Drop down a few stops - If your images are coming out too bright overall, then stopping down a few notches should help. Stopping down your exposure half a stop or one full stop should create a more balanced exposure that looks natural.
Use a filter - On bright days, sometimes you'll find that the sky is brighter than the ground, causing it to be under exposed, or if you focus on the ground then the sky will be blown out. This is because there is quite a vast difference between the brightness of the two, and the easiest way to fix this is to use a graduated ND filter. A graduated ND filter gets gradually darker at one end, allowing you to level out the brightness of your scene.
Use a lens hood - A lens hood will help protect your images from unsightly glare, unless of course that's the effect you're going for. A lens hood will also shield the lens itself from the direct sun above, and from either side, allowing you to be more creative with your angles no matter where the sun is.
Where's the sun? - The position of the sun will have a big impact on your shot. If the sun is directly behind the subject quite late in the day this can make for some great silhouette shots as the camera focuses on the sunset and blacks out the foreground. Sun from the side is ideal for adding texture to faces, buildings and other objects, as long as it's not too harsh.
Position your subject - For portraiture, you'll want to position your subject so that the sun's flattering on them. But, if the sun is facing them, which is ideal for getting rid of shadowing, they'll probably end up squinting which isn't a great look for anyone.

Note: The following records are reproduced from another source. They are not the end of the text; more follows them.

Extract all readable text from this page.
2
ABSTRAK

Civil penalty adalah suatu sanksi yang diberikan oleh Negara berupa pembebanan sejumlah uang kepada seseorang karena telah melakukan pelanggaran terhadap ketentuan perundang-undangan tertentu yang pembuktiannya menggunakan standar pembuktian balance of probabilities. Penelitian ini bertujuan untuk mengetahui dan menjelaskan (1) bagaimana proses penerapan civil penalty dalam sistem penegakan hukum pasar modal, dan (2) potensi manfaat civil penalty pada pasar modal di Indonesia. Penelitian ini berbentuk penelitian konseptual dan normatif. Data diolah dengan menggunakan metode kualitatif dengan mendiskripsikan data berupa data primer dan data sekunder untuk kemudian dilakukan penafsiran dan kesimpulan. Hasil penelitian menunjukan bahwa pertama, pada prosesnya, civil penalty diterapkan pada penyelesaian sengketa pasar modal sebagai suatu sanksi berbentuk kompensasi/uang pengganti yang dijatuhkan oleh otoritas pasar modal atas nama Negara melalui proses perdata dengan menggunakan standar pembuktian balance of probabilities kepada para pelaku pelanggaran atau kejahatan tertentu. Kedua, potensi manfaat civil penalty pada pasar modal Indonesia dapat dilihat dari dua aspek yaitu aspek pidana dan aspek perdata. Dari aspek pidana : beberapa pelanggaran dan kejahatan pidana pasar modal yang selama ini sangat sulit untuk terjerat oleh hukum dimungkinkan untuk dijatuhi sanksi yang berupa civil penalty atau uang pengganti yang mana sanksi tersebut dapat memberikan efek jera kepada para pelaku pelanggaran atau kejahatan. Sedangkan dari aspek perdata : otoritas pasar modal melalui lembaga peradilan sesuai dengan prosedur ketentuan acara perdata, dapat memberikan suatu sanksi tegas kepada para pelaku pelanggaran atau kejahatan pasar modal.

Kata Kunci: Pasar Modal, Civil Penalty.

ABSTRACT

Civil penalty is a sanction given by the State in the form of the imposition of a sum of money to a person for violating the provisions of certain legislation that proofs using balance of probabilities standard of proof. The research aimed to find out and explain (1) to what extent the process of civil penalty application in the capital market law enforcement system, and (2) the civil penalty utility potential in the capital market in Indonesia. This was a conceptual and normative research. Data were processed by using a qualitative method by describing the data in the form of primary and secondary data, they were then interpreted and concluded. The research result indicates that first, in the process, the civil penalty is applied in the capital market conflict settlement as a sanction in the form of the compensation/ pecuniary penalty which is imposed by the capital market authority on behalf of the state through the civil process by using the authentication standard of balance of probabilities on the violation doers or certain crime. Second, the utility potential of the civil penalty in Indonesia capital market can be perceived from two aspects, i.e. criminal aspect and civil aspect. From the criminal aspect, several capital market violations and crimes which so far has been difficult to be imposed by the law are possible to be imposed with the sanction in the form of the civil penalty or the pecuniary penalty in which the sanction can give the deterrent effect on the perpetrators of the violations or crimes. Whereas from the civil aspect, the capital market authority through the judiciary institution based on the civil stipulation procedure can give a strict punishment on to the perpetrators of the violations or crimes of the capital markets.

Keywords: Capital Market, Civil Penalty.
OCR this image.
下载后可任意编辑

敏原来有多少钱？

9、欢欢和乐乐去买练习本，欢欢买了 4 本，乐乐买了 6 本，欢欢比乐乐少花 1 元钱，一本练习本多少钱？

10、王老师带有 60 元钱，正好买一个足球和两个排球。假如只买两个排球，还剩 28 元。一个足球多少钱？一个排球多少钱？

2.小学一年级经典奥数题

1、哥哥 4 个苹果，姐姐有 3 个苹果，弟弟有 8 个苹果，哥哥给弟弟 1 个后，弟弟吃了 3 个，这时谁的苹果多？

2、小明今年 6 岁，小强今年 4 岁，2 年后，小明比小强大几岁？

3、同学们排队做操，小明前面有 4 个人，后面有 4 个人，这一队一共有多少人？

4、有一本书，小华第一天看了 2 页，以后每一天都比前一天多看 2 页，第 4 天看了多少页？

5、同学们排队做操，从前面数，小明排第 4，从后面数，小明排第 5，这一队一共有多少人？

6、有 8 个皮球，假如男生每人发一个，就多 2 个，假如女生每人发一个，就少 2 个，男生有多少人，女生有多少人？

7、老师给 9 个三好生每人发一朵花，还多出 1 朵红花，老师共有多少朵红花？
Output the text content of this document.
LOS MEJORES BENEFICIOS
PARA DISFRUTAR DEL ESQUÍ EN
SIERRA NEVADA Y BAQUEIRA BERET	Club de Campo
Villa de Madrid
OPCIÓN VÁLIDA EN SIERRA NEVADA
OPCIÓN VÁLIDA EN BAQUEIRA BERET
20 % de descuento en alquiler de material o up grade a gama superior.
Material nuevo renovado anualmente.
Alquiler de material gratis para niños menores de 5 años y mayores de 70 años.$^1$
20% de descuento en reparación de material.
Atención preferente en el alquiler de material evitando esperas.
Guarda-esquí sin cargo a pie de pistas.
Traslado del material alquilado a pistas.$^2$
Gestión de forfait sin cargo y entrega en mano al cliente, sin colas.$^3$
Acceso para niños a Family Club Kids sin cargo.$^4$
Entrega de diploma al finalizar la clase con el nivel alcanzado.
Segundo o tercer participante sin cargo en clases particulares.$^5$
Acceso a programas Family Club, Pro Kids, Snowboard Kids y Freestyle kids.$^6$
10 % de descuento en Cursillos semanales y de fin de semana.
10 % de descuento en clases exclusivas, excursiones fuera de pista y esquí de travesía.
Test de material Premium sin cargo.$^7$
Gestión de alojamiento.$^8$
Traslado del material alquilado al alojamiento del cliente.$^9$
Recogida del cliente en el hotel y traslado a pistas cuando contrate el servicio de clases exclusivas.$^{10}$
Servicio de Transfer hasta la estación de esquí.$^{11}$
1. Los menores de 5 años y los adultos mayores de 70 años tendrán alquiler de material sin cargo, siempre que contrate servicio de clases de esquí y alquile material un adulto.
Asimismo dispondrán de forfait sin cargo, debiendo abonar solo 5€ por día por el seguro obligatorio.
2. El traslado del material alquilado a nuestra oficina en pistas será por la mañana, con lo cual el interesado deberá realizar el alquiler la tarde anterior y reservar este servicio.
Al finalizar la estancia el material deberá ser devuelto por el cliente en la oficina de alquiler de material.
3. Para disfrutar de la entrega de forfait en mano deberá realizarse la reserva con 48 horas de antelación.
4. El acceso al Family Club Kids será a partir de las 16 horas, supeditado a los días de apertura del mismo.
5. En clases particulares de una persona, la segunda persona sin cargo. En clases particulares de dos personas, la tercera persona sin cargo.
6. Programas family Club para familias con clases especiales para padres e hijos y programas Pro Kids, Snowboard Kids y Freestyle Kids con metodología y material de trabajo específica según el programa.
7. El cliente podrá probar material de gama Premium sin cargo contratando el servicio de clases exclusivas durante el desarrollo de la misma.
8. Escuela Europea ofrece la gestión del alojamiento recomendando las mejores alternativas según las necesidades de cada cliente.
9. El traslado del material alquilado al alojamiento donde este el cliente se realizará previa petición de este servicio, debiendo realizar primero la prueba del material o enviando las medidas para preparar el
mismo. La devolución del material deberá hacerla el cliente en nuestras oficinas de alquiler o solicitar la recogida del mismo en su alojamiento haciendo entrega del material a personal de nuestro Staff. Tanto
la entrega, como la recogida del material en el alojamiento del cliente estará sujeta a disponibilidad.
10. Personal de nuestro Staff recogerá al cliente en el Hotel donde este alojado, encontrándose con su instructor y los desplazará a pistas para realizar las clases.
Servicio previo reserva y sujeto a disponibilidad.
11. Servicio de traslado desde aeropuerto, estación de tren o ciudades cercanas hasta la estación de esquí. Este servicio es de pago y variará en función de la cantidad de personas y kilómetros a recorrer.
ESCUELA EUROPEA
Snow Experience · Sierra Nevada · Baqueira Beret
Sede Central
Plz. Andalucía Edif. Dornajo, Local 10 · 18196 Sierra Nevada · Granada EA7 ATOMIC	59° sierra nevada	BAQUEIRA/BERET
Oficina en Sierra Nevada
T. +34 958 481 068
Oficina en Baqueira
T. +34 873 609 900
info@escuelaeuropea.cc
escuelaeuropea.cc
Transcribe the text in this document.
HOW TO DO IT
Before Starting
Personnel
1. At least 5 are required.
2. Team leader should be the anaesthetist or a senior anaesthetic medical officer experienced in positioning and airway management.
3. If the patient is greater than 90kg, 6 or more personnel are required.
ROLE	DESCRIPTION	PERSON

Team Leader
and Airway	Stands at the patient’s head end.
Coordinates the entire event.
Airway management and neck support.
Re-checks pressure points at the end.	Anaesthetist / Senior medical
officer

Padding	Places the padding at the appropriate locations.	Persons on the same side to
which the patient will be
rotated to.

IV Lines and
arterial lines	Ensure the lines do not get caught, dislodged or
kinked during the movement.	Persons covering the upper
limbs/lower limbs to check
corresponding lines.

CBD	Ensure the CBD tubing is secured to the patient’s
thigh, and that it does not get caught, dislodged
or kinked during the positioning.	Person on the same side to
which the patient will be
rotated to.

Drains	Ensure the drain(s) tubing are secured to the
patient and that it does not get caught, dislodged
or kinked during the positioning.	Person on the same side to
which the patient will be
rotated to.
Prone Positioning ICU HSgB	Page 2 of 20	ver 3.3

A better idea is to have the sun at an angle, and use a reflector to try and eliminate any unwanted shadows. Having the sun behind your subject is good for creating a halo like effect that can make them 'pop' from the scene, and also will create some interesting silhouettes as the sun is setting, too.
Watch out for shadows - Look out for shadows encroaching on your shot from surrounding trees or buildings, and be aware that with the sun behind you, there's a risk of yourself being a shadow on your shot. A badly placed shadow can ruin a photo, and they can be a pain to get rid of in Photoshop so it's best to be vigilant and avoid them.